Au sud de la belle forêt de Kroumirie, Bulla Regia, Chemtou et Dougga sont des sites à ciel ouvert qui recèlent de très beaux vestiges architecturaux. Bulla Regia est un des quatre sites archéologiques les plus importants de la Tunisie après Carthage, Utique et Thuburbo Majus. Fondée par les Numides au IIIe siècle av. J.C, la ville devient romaine puis byzantine avant d'être abandonnée au Moyen Age. Les plus beaux vestiges sont de mystérieuses maisons souterraines, construites à l'identique des étages en surface, probablement pour se préserver de la chaleur estivale. La "maison de la chasse" est la mieux conservée avec ses parterres de mosaïques. La plupart des vestiges de Bulla Regia datent du IIIe siècle, âge d'or de la cité, dont la richesse reposait sur ses terres agricoles. On trouve cependant des vestiges datant de 46 av. J.C. Chemtou, au sol riche en marbre, a exporté cette roche précieuse dans toute la Méditérannée, jusqu'au panthéon de Rome et au gymnase d'Athènes. A l'intérieur du site archéologique, les ruines d'un autel monumental  témoignent de l'importance d'un ancien site sacré qui fut punique puis romain. Un musée inauguré en 1997 retrace la vie de Chemtou sous l'Antiquité.

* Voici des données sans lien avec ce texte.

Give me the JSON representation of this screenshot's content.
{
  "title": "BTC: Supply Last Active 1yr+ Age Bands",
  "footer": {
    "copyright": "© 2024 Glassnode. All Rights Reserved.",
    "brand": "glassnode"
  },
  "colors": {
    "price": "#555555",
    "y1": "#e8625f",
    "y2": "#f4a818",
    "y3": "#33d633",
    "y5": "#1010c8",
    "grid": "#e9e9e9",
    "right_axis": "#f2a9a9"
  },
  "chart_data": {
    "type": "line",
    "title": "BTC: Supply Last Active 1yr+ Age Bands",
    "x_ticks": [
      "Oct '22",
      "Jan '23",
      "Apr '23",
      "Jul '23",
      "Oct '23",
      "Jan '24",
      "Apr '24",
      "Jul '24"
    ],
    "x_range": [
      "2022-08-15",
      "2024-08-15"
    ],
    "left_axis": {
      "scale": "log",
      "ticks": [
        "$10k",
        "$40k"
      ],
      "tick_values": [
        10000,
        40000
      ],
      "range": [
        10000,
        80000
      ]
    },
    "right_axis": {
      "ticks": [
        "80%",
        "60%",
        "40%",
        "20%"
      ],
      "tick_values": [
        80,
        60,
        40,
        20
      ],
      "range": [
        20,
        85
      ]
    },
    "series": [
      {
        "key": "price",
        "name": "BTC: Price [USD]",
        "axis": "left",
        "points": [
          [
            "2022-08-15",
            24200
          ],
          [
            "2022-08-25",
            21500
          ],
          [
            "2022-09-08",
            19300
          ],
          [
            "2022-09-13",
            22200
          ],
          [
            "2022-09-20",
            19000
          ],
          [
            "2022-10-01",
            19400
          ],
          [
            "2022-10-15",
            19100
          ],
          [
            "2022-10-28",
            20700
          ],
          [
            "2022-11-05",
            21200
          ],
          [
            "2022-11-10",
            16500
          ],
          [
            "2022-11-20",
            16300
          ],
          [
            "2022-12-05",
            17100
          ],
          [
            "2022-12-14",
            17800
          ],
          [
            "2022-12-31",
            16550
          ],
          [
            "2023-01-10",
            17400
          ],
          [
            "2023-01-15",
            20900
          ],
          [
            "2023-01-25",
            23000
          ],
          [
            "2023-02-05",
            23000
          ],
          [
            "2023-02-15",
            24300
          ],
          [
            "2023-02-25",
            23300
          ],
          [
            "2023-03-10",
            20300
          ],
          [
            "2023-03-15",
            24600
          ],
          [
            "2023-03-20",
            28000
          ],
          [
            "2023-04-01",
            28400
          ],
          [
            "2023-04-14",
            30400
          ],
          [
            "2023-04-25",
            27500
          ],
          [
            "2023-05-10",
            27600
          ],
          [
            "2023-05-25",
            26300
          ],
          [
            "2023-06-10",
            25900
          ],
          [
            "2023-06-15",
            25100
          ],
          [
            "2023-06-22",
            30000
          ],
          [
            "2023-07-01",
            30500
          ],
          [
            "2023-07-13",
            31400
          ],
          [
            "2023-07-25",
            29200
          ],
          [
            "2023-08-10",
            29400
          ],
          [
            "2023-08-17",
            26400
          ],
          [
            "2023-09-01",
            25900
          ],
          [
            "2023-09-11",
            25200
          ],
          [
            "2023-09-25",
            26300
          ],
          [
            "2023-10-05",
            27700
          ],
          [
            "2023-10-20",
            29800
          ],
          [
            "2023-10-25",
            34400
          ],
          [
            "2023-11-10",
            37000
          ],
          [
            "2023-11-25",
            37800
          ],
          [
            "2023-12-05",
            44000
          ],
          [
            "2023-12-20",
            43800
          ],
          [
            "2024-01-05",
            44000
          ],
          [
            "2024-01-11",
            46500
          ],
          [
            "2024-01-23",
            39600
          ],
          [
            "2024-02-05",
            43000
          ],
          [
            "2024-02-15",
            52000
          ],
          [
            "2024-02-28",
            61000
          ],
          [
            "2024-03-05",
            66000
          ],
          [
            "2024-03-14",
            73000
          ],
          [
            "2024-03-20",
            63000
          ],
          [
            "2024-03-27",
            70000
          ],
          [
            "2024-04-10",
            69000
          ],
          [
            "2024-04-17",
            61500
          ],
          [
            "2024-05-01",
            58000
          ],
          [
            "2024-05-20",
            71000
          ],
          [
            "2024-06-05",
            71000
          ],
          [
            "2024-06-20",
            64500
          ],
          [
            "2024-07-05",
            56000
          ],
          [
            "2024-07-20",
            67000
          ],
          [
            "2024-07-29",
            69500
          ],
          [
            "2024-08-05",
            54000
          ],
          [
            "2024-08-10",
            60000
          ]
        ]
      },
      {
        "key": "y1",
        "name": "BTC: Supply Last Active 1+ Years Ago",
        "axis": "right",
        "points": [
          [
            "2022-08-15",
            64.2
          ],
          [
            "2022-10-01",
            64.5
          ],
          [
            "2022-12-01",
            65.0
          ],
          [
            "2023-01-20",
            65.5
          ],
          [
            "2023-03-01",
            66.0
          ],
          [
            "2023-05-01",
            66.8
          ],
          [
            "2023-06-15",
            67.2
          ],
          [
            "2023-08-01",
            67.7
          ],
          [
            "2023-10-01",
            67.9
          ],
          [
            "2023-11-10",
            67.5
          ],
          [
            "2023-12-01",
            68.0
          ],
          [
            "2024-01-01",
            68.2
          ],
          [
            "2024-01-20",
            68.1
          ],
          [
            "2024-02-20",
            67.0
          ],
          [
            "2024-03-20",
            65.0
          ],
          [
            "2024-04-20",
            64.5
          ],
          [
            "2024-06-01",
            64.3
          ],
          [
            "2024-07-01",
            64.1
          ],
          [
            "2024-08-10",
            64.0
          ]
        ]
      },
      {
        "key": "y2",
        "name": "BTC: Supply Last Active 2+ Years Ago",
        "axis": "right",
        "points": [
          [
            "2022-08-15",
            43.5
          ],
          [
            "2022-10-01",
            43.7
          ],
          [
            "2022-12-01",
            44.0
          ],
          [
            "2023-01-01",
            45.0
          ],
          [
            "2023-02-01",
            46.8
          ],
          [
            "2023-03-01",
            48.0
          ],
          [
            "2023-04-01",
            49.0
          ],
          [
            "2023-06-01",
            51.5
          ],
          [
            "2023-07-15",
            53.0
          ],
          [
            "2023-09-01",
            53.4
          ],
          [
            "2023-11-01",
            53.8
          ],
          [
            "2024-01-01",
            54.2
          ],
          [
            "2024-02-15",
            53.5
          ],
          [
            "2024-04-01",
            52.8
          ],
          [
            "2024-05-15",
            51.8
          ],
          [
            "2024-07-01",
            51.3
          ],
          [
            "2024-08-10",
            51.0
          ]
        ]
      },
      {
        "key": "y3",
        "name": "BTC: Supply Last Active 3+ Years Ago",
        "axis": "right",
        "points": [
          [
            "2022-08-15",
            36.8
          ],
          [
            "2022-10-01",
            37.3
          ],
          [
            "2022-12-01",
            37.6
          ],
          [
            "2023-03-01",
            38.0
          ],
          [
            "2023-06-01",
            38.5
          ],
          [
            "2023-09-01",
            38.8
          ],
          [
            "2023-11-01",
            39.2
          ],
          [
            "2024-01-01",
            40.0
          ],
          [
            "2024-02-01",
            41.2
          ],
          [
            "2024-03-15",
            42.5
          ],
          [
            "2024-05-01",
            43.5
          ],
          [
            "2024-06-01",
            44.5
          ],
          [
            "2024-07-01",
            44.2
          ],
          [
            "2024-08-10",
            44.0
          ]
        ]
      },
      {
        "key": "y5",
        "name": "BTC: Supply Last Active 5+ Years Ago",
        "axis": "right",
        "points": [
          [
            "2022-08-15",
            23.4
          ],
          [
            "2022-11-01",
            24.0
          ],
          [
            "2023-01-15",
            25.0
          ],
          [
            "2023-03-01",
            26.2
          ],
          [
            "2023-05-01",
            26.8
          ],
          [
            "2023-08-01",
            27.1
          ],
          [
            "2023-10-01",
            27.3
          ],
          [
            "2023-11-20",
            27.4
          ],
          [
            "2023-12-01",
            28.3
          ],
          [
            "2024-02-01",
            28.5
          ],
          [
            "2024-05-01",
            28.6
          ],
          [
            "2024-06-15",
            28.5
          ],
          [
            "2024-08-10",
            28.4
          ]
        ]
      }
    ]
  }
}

Quant au site de Dougga, il  s'étend sur 25 ha et abrite des vestiges qui laissent deviner la foisonnante activité de cette cité romaine. D'origine berbère, la ville de Dougga s'allie aux Numides, puis s'intègre à l'empire africain de Rome durant sa grande période entre le IIe et le IIIe siècle, avant de péricliter doucement. Les plus importants vestiges de Dougga sont le théâtre romain édifié vers 168 av. JC et qui acueille en juin le festival de théâtre de Dougga, le capitole dédié aux dieux romains (Jupiter, Junon et Minerve), le mausolée lybico-punique du IIe ou IIIe siècle av.JC, les thermes liciniens du IIIe siècle et le temple de Junon Caelestis construit vers 222-235.

Le Kef

A plus de 700 m d'altitude, la ville du Kef, à traduire par rocher, est une bourgade peu touristique rythmée par les récoltes. Le Kef offre bien quelques vestiges, mais c'est surtout pour la vie tranquille de province qu'on y vient. Une balade entre les ruines d'une basilique romaine du IVe siècle, la mosquée de Sidi bou Makhlouf à la décoration intérieure travaillée qui contraste avec son architecture extérieure très simple, l'ex-basilique devenue la mosquée jema el-Kebir, les remparts et la casba, renforcent cette impression d'un charme endormi. En allant vers le parc du Belvédère, qui offre une vue dégagée, se trouve à gauche un ancien palais présidentiel.